Being a Community Legal Companion
Our Law students have the unique opportunity in Canterbury to be involved in the administration of justice through volunteering as Community Legal Companions at the local Law courts in Canterbury.
The reduction of Legal Aid availability has left many UK citizens either no longer eligible for financial support or unable to afford legal representation for court proceedings. Many do not have the awareness to access the few legal services still available, which may provide pro bono advice and assistance.
Our Community Legal Companions provide important community assistance to an increasing number of people who attend court unrepresented. By working with partner organisations and local law firms, our Law students help court service users with a whole range of legal matters from benefit-related issues, family breakdown and housing evictions.
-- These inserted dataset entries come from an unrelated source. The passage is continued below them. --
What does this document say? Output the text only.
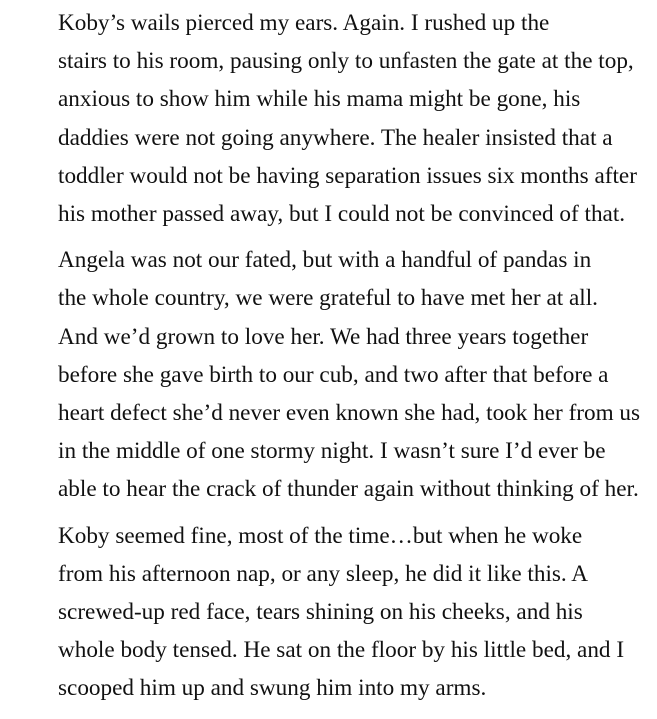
Koby’s wails pierced my ears. Again. I rushed up the
stairs to his room, pausing only to unfasten the gate at the top,
anxious to show him while his mama might be gone, his
daddies were not going anywhere. The healer insisted that a
toddler would not be having separation issues six months after
his mother passed away, but I could not be convinced of that.

Angela was not our fated, but with a handful of pandas in
the whole country, we were grateful to have met her at all.
And we’d grown to love her. We had three years together
before she gave birth to our cub, and two after that before a
heart defect she’d never even known she had, took her from us
in the middle of one stormy night. I wasn’t sure I’d ever be
able to hear the crack of thunder again without thinking of her.

Koby seemed fine, most of the time…but when he woke
from his afternoon nap, or any sleep, he did it like this. A
screwed-up red face, tears shining on his cheeks, and his
whole body tensed. He sat on the floor by his little bed, and I
scooped him up and swung him into my arms.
Through the training they receive, our Law students gain invaluable transferrable employability skills and fully understand their Companionship role and responsibilities before entering court. Once trained, Companions provide support to court service users, including filing applications, sorting through papers and note taking in formal proceedings. Companions also help individuals consider the wider range of legal pathways available through other alternative dispute resolution process options, including mediation.
The Community Legal Outreach Collaboration, Keele (CLOCK), represents an academic, public sector, professional and third sector partnership, working in time to critically respond to the effects of the Legal Aid, Sentencing, Punishment and Offenders Act, 2012, on the provision of publicly funded legal services and examine new and innovative ways to respond to community legal services and access to justice needs.